Batiste is himself a five-time Grammy winner. He also won an Oscar for his work on Pixar’s 2020 film Soul and was nominated for an Oscar for the song “It Never Went Away”. The song is featured in the 2023 documentary American Symphony, which follows Batiste composing his first symphoney as his wife Suleika Jaouad battles leukaemia.

“This is the moment yall, where we dismantle the genre machine,” Batiste posted on X.

“Quincy Jones told me, as he also wrote in his forward to my WE ARE album, ‘it’s up to you to de categorize American music!!,’ which is what Duke Ellington told him. I really believe that is our generations role, led by a few artists willing to take this leap.”

“Producing and writing for AMERIICAN REQUIEM was an example of extraordinary alignment—when many leading artists see a similar vision at the same time, that’s when you know a major shift is happening. A new era, long time coming. Let’s liberate ourselves from genre and break the barriers that marginalize who we are and the art that we create. Grateful also for the contribution by my brother @dixson and the other collaborators who made this opening statement of Cowboy Carter possible.”

Besides Batiste, Beyoncé collaborated on Cowboy Carter with artists Dolly Parton, Willie Nelson, Linda Martell, Stevie Wonder, Chuck Berry, Mylie Cyrus, Post Malone, Rhiannon Giddens, Nile Rodgers, Robert Randolph, Gary Clark Jr., Willie Jones, Brittney Spencer, Shaboozey, Reyna Roberts, Tanner Adell and Tiera Kennedy.

It is her eighth studio album.

“I think people are going to be surprised because I don’t think this music is what everyone expects,” the singer said on Friday.

“But it’s the best music I’ve ever made.”

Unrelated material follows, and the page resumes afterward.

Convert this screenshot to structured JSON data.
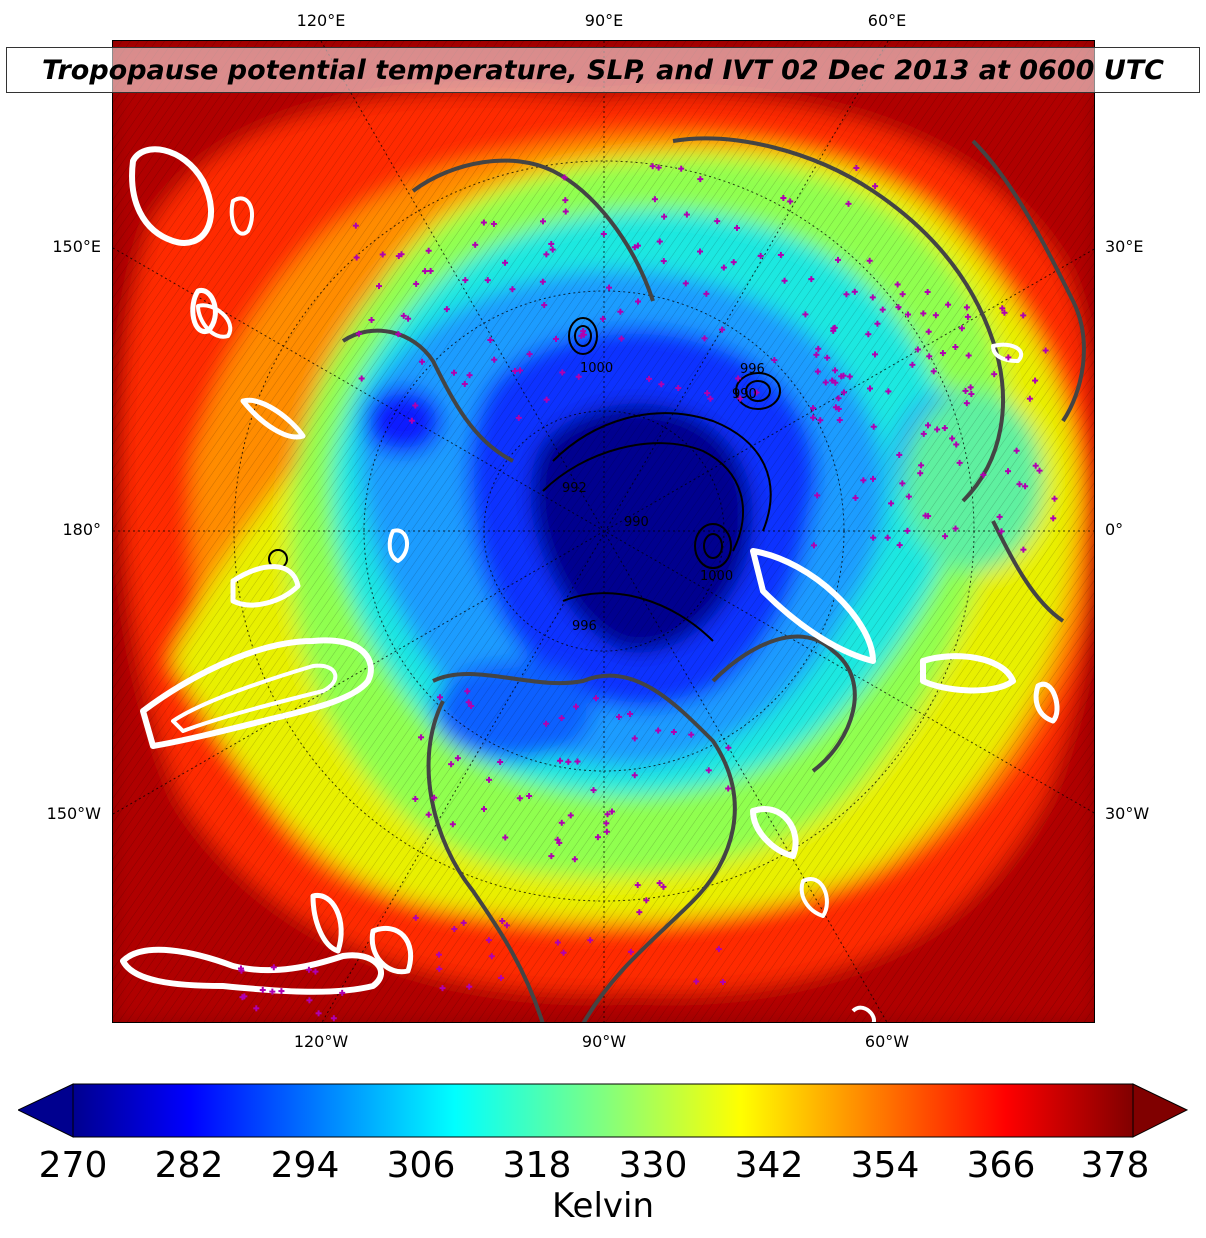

Talking about the inspiration for the album, Beyoncé said on Instagram: “It was born out of an experience that I had years ago where I did not feel welcomed…and it was very clear that I wasn’t. Because of that experience, I did a deeper dive into the history of country music and studied our rich musical archive.”

“It feels good to see how music can unite so many people around the world, while also amplifying the voices of some of the people who have dedicated so much of their lives educating on our musical history,” she added.